卒論の何が難しいのか

 先週は卒論発表会、今週は修論発表会がそれぞれ開かれた。本日、副査として出なければならない発表が終わり、これで一連の発表モノが一段落することとなった。息つく間もなく、来週からは来年度に向けた資料作成が始まる。

 卒論生は昨年クリスマスに本文の提出がすんでいるのだが、発表用の資料作りは正月明けてからとなった人が大半であった。今年の発表会は成人の日の連休明けてすぐに始まったため、資料作成にあてることのできる期間が少なかった。発表会の直前まで資料を束ねるのに苦労していたようだ。

 15分という短い限られた時間の中に1年間かけて書き上げた内容を圧縮することは難しい。ここにも一種の「捨てる技術」が必要となる。捨て所を間違え、自分の「主張」のみを言おうとして、根拠を示したがらない学生もいる。パワーポイントを作成しても、主張の根拠として「グラフを出せばいいのに」と思うのだが、どうしても主張を「文」としてスライドに盛り込みたがる。そういう点は事前の練習会で徹底的にたたいておいたので、発表当日はなおっていた。
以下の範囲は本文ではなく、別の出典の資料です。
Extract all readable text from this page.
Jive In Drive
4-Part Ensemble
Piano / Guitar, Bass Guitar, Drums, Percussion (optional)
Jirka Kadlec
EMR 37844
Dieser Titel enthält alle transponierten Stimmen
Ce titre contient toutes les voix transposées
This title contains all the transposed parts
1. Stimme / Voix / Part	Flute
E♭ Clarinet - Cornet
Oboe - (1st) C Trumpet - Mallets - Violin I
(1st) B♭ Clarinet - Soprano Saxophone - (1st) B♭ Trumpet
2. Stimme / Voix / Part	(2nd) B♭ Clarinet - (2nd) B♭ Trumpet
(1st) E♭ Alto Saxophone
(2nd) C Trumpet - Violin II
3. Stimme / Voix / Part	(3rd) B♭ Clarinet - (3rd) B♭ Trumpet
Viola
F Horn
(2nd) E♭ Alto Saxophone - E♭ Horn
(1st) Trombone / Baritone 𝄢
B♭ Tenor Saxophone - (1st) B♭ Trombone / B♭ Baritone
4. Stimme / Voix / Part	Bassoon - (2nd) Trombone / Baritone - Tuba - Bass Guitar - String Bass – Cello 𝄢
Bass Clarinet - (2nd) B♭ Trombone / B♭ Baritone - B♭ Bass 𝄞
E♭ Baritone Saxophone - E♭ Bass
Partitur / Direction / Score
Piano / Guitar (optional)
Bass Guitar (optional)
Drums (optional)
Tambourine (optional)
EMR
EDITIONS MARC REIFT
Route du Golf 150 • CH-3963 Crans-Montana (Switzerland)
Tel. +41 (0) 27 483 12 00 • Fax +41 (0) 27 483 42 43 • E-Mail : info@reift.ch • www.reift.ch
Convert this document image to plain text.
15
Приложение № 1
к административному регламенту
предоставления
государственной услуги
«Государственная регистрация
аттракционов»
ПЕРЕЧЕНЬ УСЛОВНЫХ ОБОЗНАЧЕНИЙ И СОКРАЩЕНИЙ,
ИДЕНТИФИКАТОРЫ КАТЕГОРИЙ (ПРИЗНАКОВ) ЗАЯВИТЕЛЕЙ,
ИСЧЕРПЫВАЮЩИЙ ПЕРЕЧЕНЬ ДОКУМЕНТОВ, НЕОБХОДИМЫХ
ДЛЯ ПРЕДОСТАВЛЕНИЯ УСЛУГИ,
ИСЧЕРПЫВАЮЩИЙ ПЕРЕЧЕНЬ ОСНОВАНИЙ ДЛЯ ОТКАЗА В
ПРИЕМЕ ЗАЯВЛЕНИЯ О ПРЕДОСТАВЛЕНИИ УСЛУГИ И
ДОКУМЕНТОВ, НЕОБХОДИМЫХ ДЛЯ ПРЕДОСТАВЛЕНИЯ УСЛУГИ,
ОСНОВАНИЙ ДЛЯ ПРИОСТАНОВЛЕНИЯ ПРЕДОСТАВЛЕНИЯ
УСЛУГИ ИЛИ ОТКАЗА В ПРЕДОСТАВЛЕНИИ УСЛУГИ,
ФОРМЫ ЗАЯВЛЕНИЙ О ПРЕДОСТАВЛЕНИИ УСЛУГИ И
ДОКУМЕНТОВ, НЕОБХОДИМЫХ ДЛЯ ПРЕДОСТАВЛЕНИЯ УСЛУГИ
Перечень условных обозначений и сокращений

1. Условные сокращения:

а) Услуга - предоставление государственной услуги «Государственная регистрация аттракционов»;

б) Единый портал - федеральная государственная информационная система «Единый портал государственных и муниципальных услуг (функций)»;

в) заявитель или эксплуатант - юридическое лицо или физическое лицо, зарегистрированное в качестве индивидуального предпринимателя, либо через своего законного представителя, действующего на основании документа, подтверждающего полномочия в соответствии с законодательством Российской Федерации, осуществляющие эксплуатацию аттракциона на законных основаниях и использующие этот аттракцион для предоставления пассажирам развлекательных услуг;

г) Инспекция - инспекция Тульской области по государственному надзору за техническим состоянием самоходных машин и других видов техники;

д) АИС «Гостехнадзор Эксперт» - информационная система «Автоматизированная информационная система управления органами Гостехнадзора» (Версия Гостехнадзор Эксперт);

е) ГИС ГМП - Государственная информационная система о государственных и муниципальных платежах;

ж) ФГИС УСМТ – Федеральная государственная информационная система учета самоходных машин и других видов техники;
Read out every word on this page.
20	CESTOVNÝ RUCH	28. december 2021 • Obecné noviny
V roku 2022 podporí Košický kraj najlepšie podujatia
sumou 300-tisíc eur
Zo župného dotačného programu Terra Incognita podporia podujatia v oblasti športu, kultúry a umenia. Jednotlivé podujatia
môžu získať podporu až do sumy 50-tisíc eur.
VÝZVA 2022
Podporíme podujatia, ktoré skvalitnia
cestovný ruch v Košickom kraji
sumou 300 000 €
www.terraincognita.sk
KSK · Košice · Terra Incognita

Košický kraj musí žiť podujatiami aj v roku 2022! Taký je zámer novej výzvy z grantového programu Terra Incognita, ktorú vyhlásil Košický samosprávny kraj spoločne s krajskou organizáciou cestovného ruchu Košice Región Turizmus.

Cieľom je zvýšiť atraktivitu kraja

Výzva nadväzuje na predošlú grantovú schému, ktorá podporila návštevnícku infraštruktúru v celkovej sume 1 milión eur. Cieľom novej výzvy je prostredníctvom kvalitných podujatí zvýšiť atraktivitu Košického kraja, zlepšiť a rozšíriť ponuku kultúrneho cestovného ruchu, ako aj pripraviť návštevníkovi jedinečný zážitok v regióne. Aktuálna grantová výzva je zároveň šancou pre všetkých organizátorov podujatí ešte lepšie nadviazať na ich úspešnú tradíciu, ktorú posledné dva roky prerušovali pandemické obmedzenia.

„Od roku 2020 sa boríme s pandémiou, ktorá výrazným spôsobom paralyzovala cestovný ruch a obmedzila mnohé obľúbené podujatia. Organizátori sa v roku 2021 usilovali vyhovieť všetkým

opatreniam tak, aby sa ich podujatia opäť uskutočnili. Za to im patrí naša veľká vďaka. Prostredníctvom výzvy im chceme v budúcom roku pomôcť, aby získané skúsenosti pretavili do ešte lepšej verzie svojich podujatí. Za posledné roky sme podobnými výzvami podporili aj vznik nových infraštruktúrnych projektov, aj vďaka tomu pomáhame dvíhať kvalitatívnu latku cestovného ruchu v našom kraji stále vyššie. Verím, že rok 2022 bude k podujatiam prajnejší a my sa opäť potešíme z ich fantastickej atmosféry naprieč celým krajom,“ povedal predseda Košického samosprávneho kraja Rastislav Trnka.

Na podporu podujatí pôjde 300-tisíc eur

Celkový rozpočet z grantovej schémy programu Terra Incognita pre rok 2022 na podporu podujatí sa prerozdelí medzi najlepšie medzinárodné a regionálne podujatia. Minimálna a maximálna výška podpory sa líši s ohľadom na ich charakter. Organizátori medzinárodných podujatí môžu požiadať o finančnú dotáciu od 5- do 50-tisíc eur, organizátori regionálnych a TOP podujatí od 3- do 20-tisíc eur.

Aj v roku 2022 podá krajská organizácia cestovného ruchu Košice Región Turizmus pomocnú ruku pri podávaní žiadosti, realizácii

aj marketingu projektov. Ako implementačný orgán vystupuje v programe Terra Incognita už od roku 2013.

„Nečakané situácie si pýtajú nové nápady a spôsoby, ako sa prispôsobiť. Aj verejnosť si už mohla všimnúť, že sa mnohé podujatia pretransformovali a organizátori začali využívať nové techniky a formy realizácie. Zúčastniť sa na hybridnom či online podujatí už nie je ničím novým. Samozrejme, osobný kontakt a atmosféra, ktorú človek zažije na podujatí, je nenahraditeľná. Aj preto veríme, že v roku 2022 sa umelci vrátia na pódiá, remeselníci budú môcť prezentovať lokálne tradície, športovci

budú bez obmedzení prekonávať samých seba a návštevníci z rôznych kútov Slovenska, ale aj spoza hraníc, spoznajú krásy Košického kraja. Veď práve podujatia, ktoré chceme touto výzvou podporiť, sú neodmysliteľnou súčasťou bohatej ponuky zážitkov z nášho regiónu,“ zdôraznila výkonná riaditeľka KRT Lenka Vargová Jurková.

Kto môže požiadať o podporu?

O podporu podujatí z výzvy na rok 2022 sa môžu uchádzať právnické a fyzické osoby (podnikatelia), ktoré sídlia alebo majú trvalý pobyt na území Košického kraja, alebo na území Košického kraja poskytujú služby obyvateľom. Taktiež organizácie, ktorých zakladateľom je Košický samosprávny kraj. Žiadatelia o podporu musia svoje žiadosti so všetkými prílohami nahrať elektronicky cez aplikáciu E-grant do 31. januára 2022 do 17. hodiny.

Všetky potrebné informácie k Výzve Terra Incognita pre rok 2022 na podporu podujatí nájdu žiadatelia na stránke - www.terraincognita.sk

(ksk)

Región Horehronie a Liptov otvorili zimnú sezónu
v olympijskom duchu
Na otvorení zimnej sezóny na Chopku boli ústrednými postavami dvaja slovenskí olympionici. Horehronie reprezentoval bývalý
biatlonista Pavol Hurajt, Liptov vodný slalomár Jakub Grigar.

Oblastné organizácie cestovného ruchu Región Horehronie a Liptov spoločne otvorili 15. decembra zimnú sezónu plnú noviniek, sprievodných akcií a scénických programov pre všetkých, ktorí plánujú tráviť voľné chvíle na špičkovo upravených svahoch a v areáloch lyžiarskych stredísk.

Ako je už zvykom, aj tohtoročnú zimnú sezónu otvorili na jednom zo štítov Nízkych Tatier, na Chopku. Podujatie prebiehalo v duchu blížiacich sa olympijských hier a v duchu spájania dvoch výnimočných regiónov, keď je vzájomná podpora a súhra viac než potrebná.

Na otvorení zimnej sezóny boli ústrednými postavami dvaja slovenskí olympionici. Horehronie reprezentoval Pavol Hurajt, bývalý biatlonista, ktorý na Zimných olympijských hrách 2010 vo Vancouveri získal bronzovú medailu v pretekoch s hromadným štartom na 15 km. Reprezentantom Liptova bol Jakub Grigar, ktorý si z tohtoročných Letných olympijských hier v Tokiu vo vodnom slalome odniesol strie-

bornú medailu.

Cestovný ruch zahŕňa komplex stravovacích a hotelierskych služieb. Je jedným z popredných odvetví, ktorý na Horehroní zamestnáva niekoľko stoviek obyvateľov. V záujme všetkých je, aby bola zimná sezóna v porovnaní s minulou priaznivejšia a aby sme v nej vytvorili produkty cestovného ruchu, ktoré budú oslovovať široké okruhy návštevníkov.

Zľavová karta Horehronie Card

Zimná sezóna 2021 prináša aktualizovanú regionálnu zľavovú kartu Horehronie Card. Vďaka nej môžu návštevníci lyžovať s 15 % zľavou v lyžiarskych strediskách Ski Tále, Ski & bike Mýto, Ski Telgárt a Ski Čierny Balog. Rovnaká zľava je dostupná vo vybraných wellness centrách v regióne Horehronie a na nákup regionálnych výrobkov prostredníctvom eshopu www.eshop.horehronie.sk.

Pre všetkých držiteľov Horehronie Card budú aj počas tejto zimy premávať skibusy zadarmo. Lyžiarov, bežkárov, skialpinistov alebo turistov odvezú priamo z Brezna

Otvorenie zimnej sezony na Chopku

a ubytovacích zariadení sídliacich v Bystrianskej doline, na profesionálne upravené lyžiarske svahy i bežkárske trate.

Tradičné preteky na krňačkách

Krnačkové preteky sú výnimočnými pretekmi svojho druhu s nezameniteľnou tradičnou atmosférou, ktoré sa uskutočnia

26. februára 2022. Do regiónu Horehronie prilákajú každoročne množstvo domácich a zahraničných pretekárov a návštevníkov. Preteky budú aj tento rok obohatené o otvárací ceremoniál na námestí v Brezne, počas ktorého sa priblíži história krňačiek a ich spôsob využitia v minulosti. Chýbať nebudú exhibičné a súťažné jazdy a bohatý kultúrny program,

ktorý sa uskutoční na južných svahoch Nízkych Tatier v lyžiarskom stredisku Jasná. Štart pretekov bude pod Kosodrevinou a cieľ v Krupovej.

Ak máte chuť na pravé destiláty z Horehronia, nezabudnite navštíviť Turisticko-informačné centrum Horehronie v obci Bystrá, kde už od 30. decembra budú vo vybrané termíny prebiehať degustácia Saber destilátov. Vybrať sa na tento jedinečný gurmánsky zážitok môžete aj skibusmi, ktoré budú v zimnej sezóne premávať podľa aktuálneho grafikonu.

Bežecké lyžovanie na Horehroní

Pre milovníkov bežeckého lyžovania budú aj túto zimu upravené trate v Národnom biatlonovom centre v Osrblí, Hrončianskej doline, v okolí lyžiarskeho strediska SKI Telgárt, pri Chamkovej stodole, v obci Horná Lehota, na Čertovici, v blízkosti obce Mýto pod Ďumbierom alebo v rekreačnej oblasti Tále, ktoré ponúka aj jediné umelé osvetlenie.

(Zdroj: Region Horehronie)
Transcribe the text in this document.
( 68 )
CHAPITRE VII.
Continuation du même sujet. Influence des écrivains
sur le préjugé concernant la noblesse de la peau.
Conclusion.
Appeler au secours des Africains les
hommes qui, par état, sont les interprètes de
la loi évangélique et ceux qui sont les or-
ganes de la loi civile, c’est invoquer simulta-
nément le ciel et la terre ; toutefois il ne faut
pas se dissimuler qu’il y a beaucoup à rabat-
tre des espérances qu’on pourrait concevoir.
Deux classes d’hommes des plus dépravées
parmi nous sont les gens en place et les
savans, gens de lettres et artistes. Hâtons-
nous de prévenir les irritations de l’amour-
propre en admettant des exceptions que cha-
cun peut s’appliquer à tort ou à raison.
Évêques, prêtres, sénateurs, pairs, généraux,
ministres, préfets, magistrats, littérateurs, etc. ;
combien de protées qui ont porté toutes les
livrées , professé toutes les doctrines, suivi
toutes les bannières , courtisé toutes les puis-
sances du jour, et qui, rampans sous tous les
 これで卒論生たちは1年間の重荷からほぼ完全に解放されたわけである。おつかれさま。

 それにしても、卒論と聞くとなぜに学生は(かつての私も含めて、だが)身構えてしまうのか。「問題を発見し、それについて根拠を示しながら自分の主張を述べる」という課題は、おそらく彼らにとっては生まれて初めてのものではないだろう。研究の文体を取っていなくても、日常生活でおそらくごく些細な場面で行なっている活動である。たとえば、こんなふうに。

「○○ってなんだったっけー」←問題の発見
「△じゃねーか。ケータイで調べてみっか」←主張の陳述、調査
「どうだった?」
「やっぱり△だったよー、ほれ」←根拠の提示

 上のような日常的な友人とのやりとりにも、「問題の発見」「根拠の提示」「主張の陳述」といった一連の課題の含まれていることが見て取れるのである。

 それを一定の形式に載せるというのが、おそらく難しいところなのだ。その点が試練なのであり、かつまた私たち指導教員にとっても試練なのである。